Taking inventory of the assets may be the key to making a will. Assets should be mentioned in your will. Any items not specifically mentioned may be addressed in a catchall clause of your will called a residuary clause, which generally states, "I give the remainder of my estate to ...” Without this clause, items not specifically mentioned will be distributed in accordance with state law.
Outstanding debts usually will be paid by your estate before your beneficiaries receive their shares. You may want to clear up debts that you know will be a problem, or make specific provisions for payment of those debts in your will.
Remember to be specific and clear when naming beneficiaries. For example, state the person's full name as well as his or her relationship to you (child, cousin, friend, etc.) so your executor will know exactly who you mean. Clarity will also help to prevent challenges to your will.
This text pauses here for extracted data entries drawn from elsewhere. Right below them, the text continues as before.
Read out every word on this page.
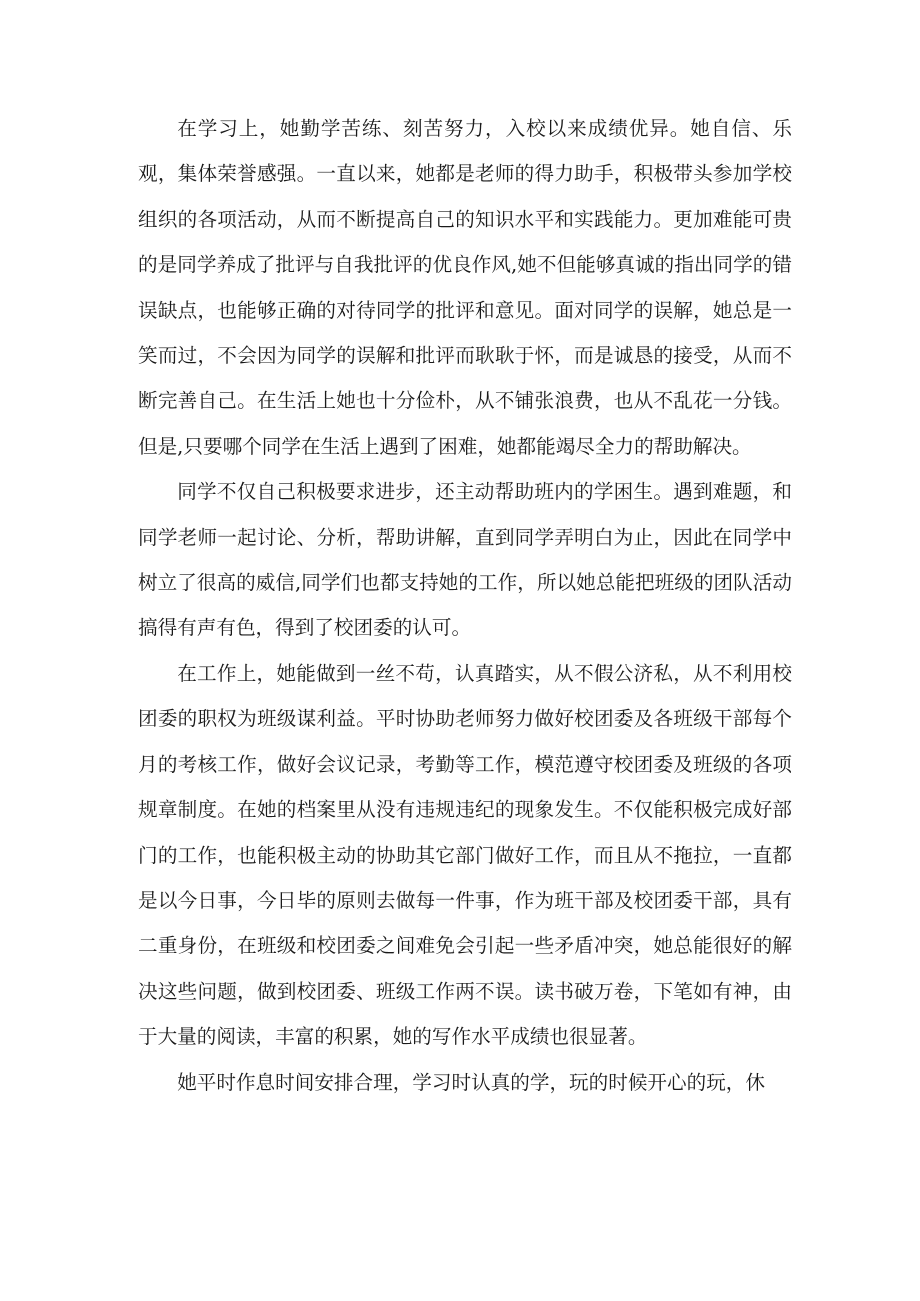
在学习上，她勤学苦练、刻苦努力，入校以来成绩优异。她自信、乐观，集体荣誉感强。一直以来，她都是老师的得力助手，积极带头参加学校组织的各项活动，从而不断提高自己的知识水平和实践能力。更加难能可贵的是同学养成了批评与自我批评的优良作风,她不但能够真诚的指出同学的错误缺点，也能够正确的对待同学的批评和意见。面对同学的误解，她总是一笑而过，不会因为同学的误解和批评而耿耿于怀，而是诚恳的接受，从而不断完善自己。在生活上她也十分俭朴，从不铺张浪费，也从不乱花一分钱。但是,只要哪个同学在生活上遇到了困难，她都能竭尽全力的帮助解决。

同学不仅自己积极要求进步，还主动帮助班内的学困生。遇到难题，和同学老师一起讨论、分析，帮助讲解，直到同学弄明白为止，因此在同学中树立了很高的威信,同学们也都支持她的工作，所以她总能把班级的团队活动搞得有声有色，得到了校团委的认可。

在工作上，她能做到一丝不苟，认真踏实，从不假公济私，从不利用校团委的职权为班级谋利益。平时协助老师努力做好校团委及各班级干部每个月的考核工作，做好会议记录，考勤等工作，模范遵守校团委及班级的各项规章制度。在她的档案里从没有违规违纪的现象发生。不仅能积极完成好部门的工作，也能积极主动的协助其它部门做好工作，而且从不拖拉，一直都是以今日事，今日毕的原则去做每一件事，作为班干部及校团委干部，具有二重身份，在班级和校团委之间难免会引起一些矛盾冲突，她总能很好的解决这些问题，做到校团委、班级工作两不误。读书破万卷，下笔如有神，由于大量的阅读，丰富的积累，她的写作水平成绩也很显著。

她平时作息时间安排合理，学习时认真的学，玩的时候开心的玩，休
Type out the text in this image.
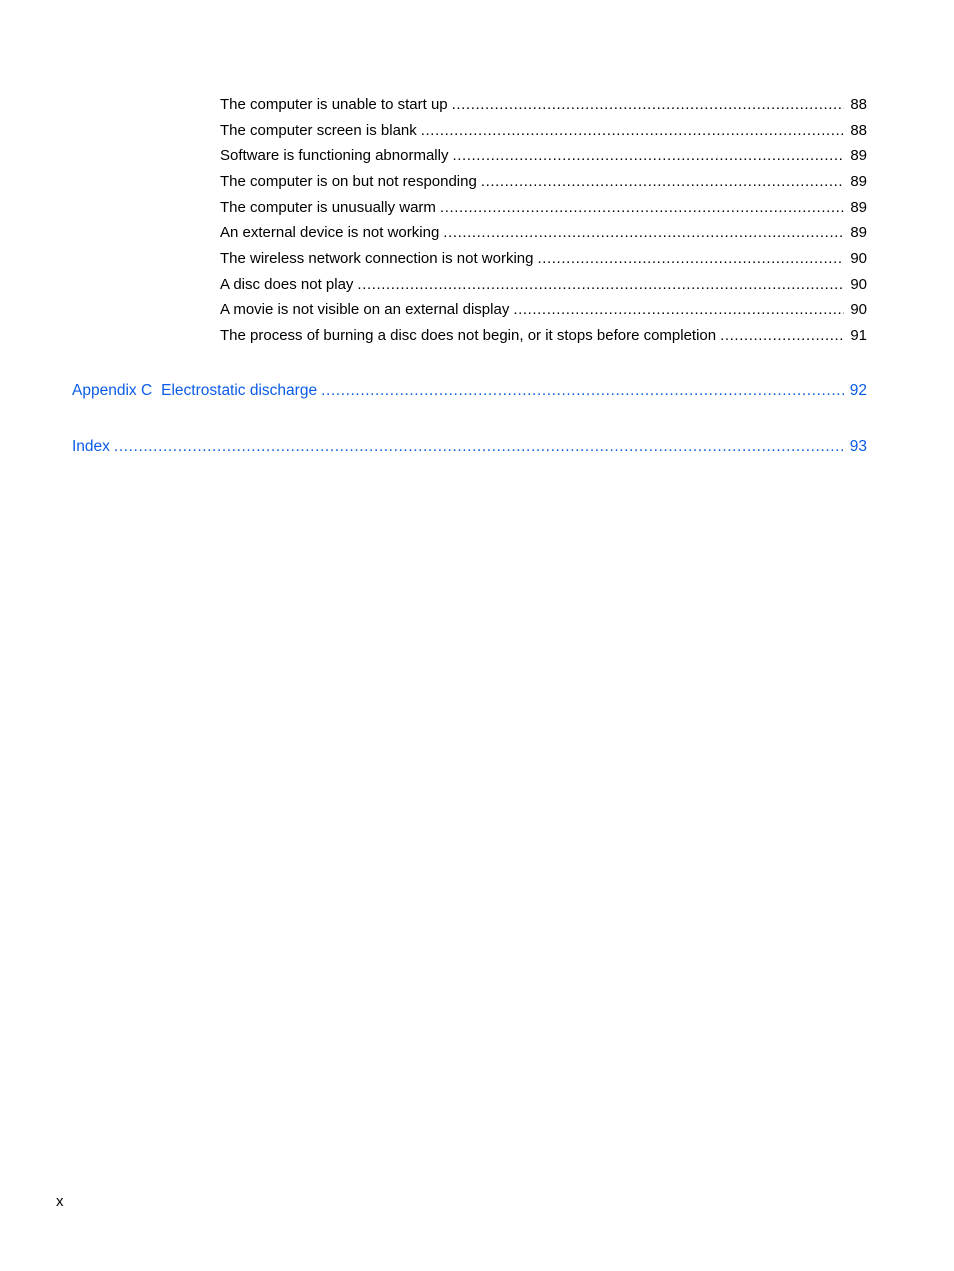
The computer is unable to start up .....	88
The computer screen is blank .....	88
Software is functioning abnormally .....	89
The computer is on but not responding .....	89
The computer is unusually warm .....	89
An external device is not working .....	89
The wireless network connection is not working .....	90
A disc does not play .....	90
A movie is not visible on an external display .....	90
The process of burning a disc does not begin, or it stops before completion .....	91
Appendix C Electrostatic discharge .....	92
Index .....	93
x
States require that you sign the will in front of witnesses-the number of witnesses varies by state. A witness should not be a beneficiary under the will. Only one copy should be signed.
Updating a Will
You'll probably need to update your will several times during the course of your life. For example, a change in marital status, the birth of a child or a move to a new state should all prompt a review of your will. You can update your will by amending it by way of a codicil or by drawing up a new one. Generally, people choose to issue a new will that supersedes the old document. Be sure to sign the new will and have it witnessed, then destroy the old one.
Where to Keep Your Will
Once your will is written, store it in a safe place that is accessible to others after your death. If you name a trust company as executor, it will hold your will in safekeeping. You can keep it in your safe deposit box, but be aware that some states will seal your safe deposit bax upon your death, so this may not always be the safest place to store your will. Make sure a close friend or relative knows where to find your will. If you had an attorney prepare your will, have him or her retain a copy with a note stating where the original can be found.
Advanced directives are not a part of your will. (Please see our article on this topic) They are separate documents that let your family members know what type of care you do or don't want to receive and/or who should make health care decisions for you should you become terminally ill or permanently unconscious. They become effective only when you cannot express your wishes yourself. present intentions. You can also execute a general power of attorney to allow someone to handle your financial matters for you if you become incapacitated.
Discuss your wishes as reflected in your living will with family members, and be sure they have a signed copy.
The end of your life is something you probably don't want to dwell on, but thinking about what will happen to your loved ones and your assets and personal possessions is important. Making sure you've done all you can to make their lives easier will give you peace of mind. And once your will is drafted, you won't have to think about it again unless something significant in your life changes.